As Busisiwe Mavuso, CEO of Business Leadership South Africa (BLSA), noted, the ban allowed illegal networks to establish distribution chains that never closed, even after the restriction was lifted.

The explosion of the illicit trade

The cigarette market in South Africa changed dramatically during the sales ban period. The chart, shared by SARS Commissioner Edward Kieswetter during a presentation on 22 October 2025, shows the change from 2020.

The data illustrates a staggering shift in the market structure before and after the pandemic lockdowns.

In 2019, illicit cigarettes accounted for roughly one-third of the market. By 2022, that figure had climbed to 58%, and current estimates suggest the illegal trade now controls between 60% and 75% of the entire sector.

The economic consequences of this explosion are profound.

A study by the University of Cape Town’s Research Unit on the Economics of Excisable Products found that the government lost an estimated R119 billion in excise and Value-Added Tax (VAT) revenue between 2002 and 2022.

Crucially, over 92% of these losses occurred after 2010, with the losses accelerating dramatically following the 2020 lockdowns.

Post-Covid, the gap in tax collection has reached approximately R40 billion, excluding displaced consumption.

BLSA currently estimates the annual cost to the fiscus in lost tax revenue at roughly R30 billion.

The South African Revenue Service (SARS) has admitted that the ban “significantly altered” the tobacco sector.

SARS Commissioner Edward Kieswetter explained that the ban pushed traditional crime cartels and gangs into the illicit cigarette trade, where they found the profits so immense that they were forced to develop sophisticated money laundering channels.

These syndicates have since diversified their illicit profits into other sectors, including illegal mining and property development, and have established partnerships with international criminal mafias.

The collapse of legal manufacturing

The long-term victim of this empowered black market is the legal manufacturing industry.

On January 15, 2026, British American Tobacco (BAT) announced it would close its Heidelberg factory, its only manufacturing plant in South Africa, by the end of the year.

In a statement explaining the closure, BAT laid the blame squarely on the unmanageable growth of the illegal trade.

“With approximately 75% of the South African cigarette market now estimated to be illicit, continued local manufacturing has become unviable,” stated Johnny Moloto, Head of Corporate & Regulatory Affairs at BAT Sub-Saharan Africa.

The Heidelberg facility, which had been operating for 50 years, was running at only 35% of its total capacity due to severe volume losses attributed to the illicit market.

The closure will result in the retrenchment of approximately 230 skilled employees.

However, the ripple effects are expected to be far wider, potentially affecting 35,000 jobs across the agricultural and retail value chain, including over 100 tobacco farmers in Limpopo, North West, and Mpumalanga.

A warning ignored

Former minister Nkosazana Dlamini-Zuma

Industry giants say that the closure of the BAT factory is not merely a corporate restructuring; it is the capitulation of a legal industry to criminal enterprise, facilitated by government policy.

While BAT will continue to supply the South African market through imports, the local manufacturing capability is lost.

In her weekly BLSA newsletter, Mavuso said that the tragedy lies in the predictability of this outcome.

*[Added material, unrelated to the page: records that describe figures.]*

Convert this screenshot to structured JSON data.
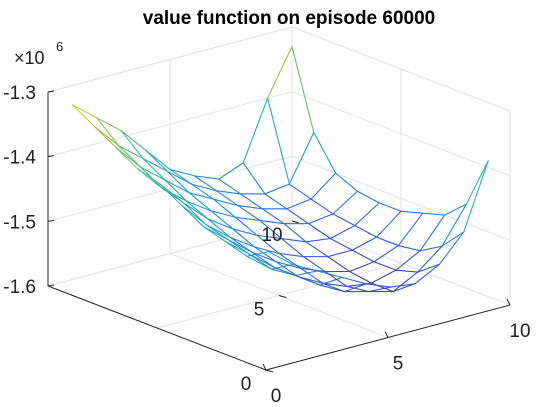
{
  "chart_data": {
    "type": "surface",
    "title": "value function on episode 60000",
    "z_multiplier_label": "10",
    "z_multiplier_exponent": "6",
    "x_ticks": [
      {
        "value": 0,
        "label": "0"
      },
      {
        "value": 5,
        "label": "5"
      },
      {
        "value": 10,
        "label": "10"
      }
    ],
    "y_ticks": [
      {
        "value": 0,
        "label": "0"
      },
      {
        "value": 5,
        "label": "5"
      },
      {
        "value": 10,
        "label": "10"
      }
    ],
    "z_ticks": [
      {
        "value": -1.3,
        "label": "-1.3"
      },
      {
        "value": -1.4,
        "label": "-1.4"
      },
      {
        "value": -1.5,
        "label": "-1.5"
      },
      {
        "value": -1.6,
        "label": "-1.6"
      }
    ],
    "xlim": [
      0,
      10
    ],
    "ylim": [
      0,
      10
    ],
    "zlim": [
      -1.6,
      -1.3
    ],
    "grid": true,
    "colormap": [
      "#3e26a8",
      "#2f63e8",
      "#1e9bd6",
      "#2ebc9b",
      "#a9c437",
      "#f6d72d"
    ],
    "x": [
      1,
      2,
      3,
      4,
      5,
      6,
      7,
      8,
      9,
      10
    ],
    "y": [
      1,
      2,
      3,
      4,
      5,
      6,
      7,
      8,
      9,
      10
    ],
    "z_by_y": [
      [
        -1.44,
        -1.47,
        -1.49,
        -1.51,
        -1.53,
        -1.545,
        -1.55,
        -1.53,
        -1.49,
        -1.39
      ],
      [
        -1.46,
        -1.49,
        -1.51,
        -1.535,
        -1.555,
        -1.565,
        -1.575,
        -1.555,
        -1.525,
        -1.47
      ],
      [
        -1.45,
        -1.48,
        -1.51,
        -1.535,
        -1.555,
        -1.57,
        -1.575,
        -1.565,
        -1.545,
        -1.5
      ],
      [
        -1.44,
        -1.47,
        -1.5,
        -1.525,
        -1.545,
        -1.56,
        -1.57,
        -1.565,
        -1.55,
        -1.51
      ],
      [
        -1.42,
        -1.46,
        -1.49,
        -1.515,
        -1.535,
        -1.55,
        -1.56,
        -1.56,
        -1.55,
        -1.52
      ],
      [
        -1.4,
        -1.44,
        -1.475,
        -1.5,
        -1.52,
        -1.535,
        -1.55,
        -1.555,
        -1.545,
        -1.52
      ],
      [
        -1.39,
        -1.43,
        -1.46,
        -1.485,
        -1.505,
        -1.52,
        -1.535,
        -1.545,
        -1.54,
        -1.515
      ],
      [
        -1.37,
        -1.41,
        -1.44,
        -1.47,
        -1.49,
        -1.51,
        -1.525,
        -1.535,
        -1.53,
        -1.5
      ],
      [
        -1.35,
        -1.39,
        -1.42,
        -1.45,
        -1.48,
        -1.5,
        -1.515,
        -1.525,
        -1.52,
        -1.45
      ],
      [
        -1.33,
        -1.36,
        -1.39,
        -1.43,
        -1.47,
        -1.49,
        -1.505,
        -1.49,
        -1.4,
        -1.33
      ]
    ]
  }
}
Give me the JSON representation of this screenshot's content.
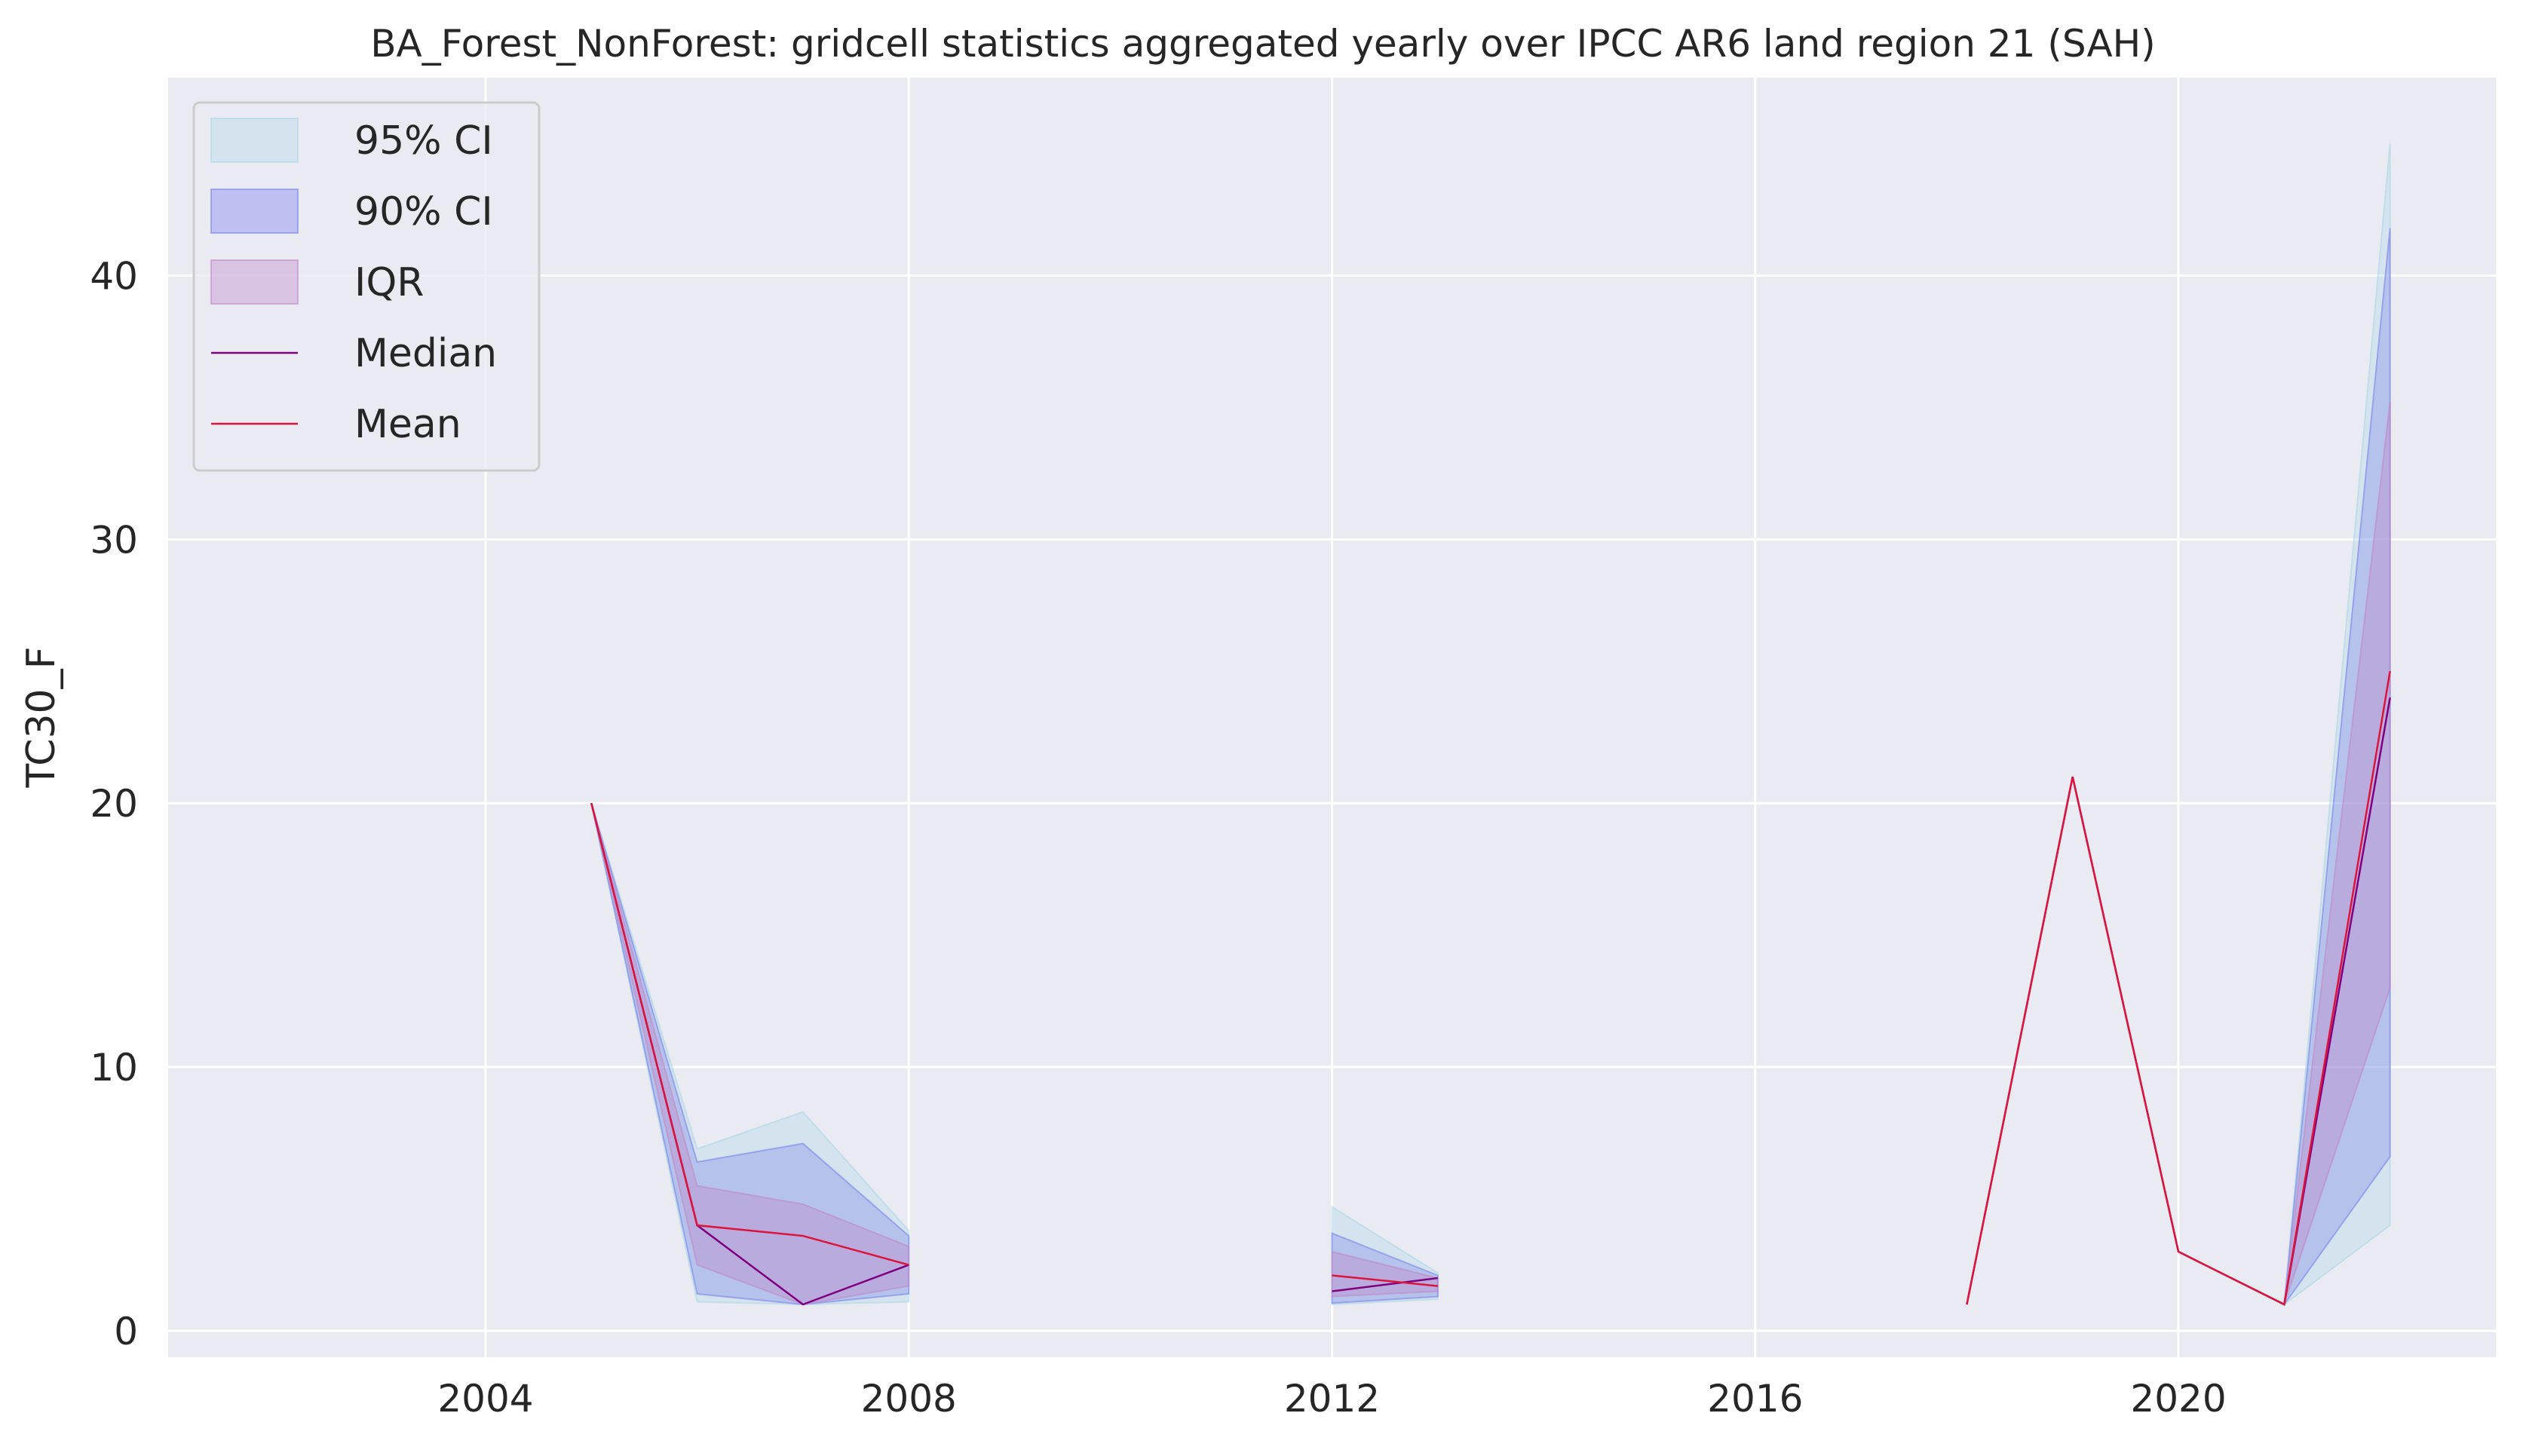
{
  "chart_data": {
    "type": "line",
    "title": "BA_Forest_NonForest: gridcell statistics aggregated yearly over IPCC AR6 land region 21 (SAH)",
    "xlabel": "",
    "ylabel": "TC30_F",
    "xlim": [
      2001,
      2023
    ],
    "ylim": [
      -1,
      47.5
    ],
    "xticks": [
      2004,
      2008,
      2012,
      2016,
      2020
    ],
    "yticks": [
      0,
      10,
      20,
      30,
      40
    ],
    "grid": true,
    "legend_position": "upper left",
    "colors": {
      "ci95": "#add8e6",
      "ci90": "#7b83eb",
      "iqr": "#c08ac8",
      "median": "#800080",
      "mean": "#dc143c",
      "background": "#eaeaf2",
      "grid": "#ffffff"
    },
    "legend": [
      {
        "key": "ci95",
        "label": "95% CI",
        "kind": "band"
      },
      {
        "key": "ci90",
        "label": "90% CI",
        "kind": "band"
      },
      {
        "key": "iqr",
        "label": "IQR",
        "kind": "band"
      },
      {
        "key": "median",
        "label": "Median",
        "kind": "line"
      },
      {
        "key": "mean",
        "label": "Mean",
        "kind": "line"
      }
    ],
    "segments": [
      {
        "x": [
          2005,
          2006,
          2007,
          2008
        ],
        "ci95_low": [
          20,
          1.1,
          1.0,
          1.1
        ],
        "ci95_high": [
          20,
          6.9,
          8.3,
          3.8
        ],
        "ci90_low": [
          20,
          1.4,
          1.0,
          1.4
        ],
        "ci90_high": [
          20,
          6.4,
          7.1,
          3.6
        ],
        "iqr_low": [
          20,
          2.5,
          1.0,
          1.7
        ],
        "iqr_high": [
          20,
          5.5,
          4.8,
          3.2
        ],
        "median": [
          20,
          4.0,
          1.0,
          2.5
        ],
        "mean": [
          20,
          4.0,
          3.6,
          2.5
        ]
      },
      {
        "x": [
          2012,
          2013
        ],
        "ci95_low": [
          1.0,
          1.2
        ],
        "ci95_high": [
          4.7,
          2.2
        ],
        "ci90_low": [
          1.05,
          1.3
        ],
        "ci90_high": [
          3.7,
          2.1
        ],
        "iqr_low": [
          1.3,
          1.5
        ],
        "iqr_high": [
          3.0,
          2.0
        ],
        "median": [
          1.5,
          2.0
        ],
        "mean": [
          2.1,
          1.7
        ]
      },
      {
        "x": [
          2018,
          2019,
          2020,
          2021,
          2022
        ],
        "ci95_low": [
          1.0,
          21.0,
          3.0,
          1.0,
          4.0
        ],
        "ci95_high": [
          1.0,
          21.0,
          3.0,
          1.0,
          45.0
        ],
        "ci90_low": [
          1.0,
          21.0,
          3.0,
          1.0,
          6.6
        ],
        "ci90_high": [
          1.0,
          21.0,
          3.0,
          1.0,
          41.8
        ],
        "iqr_low": [
          1.0,
          21.0,
          3.0,
          1.0,
          13.0
        ],
        "iqr_high": [
          1.0,
          21.0,
          3.0,
          1.0,
          35.2
        ],
        "median": [
          1.0,
          21.0,
          3.0,
          1.0,
          24.0
        ],
        "mean": [
          1.0,
          21.0,
          3.0,
          1.0,
          25.0
        ]
      }
    ]
  }
}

SARS and industry bodies have long warned that the illicit trade was spiralling out of control.

SARS data showed that while tobacco consumption rose over the last five years, tax collection stagnated, a clear indicator of a market being swallowed by tax-evading operators.

The criminal networks emboldened by the lockdown ban have become so sophisticated that they now manipulate computerised banking systems to hide their tracks.

As the factory doors close in Heidelberg, South Africa is left to reckon with the cost of the 2020 ban: a hollowed-out tax base, a manufacturing sector in retreat, and a criminal underworld that is wealthier and more entrenched than ever before.

As Moloto warned, “If this can happen to a facility that’s been operating for 50 years, it can happen to anyone”.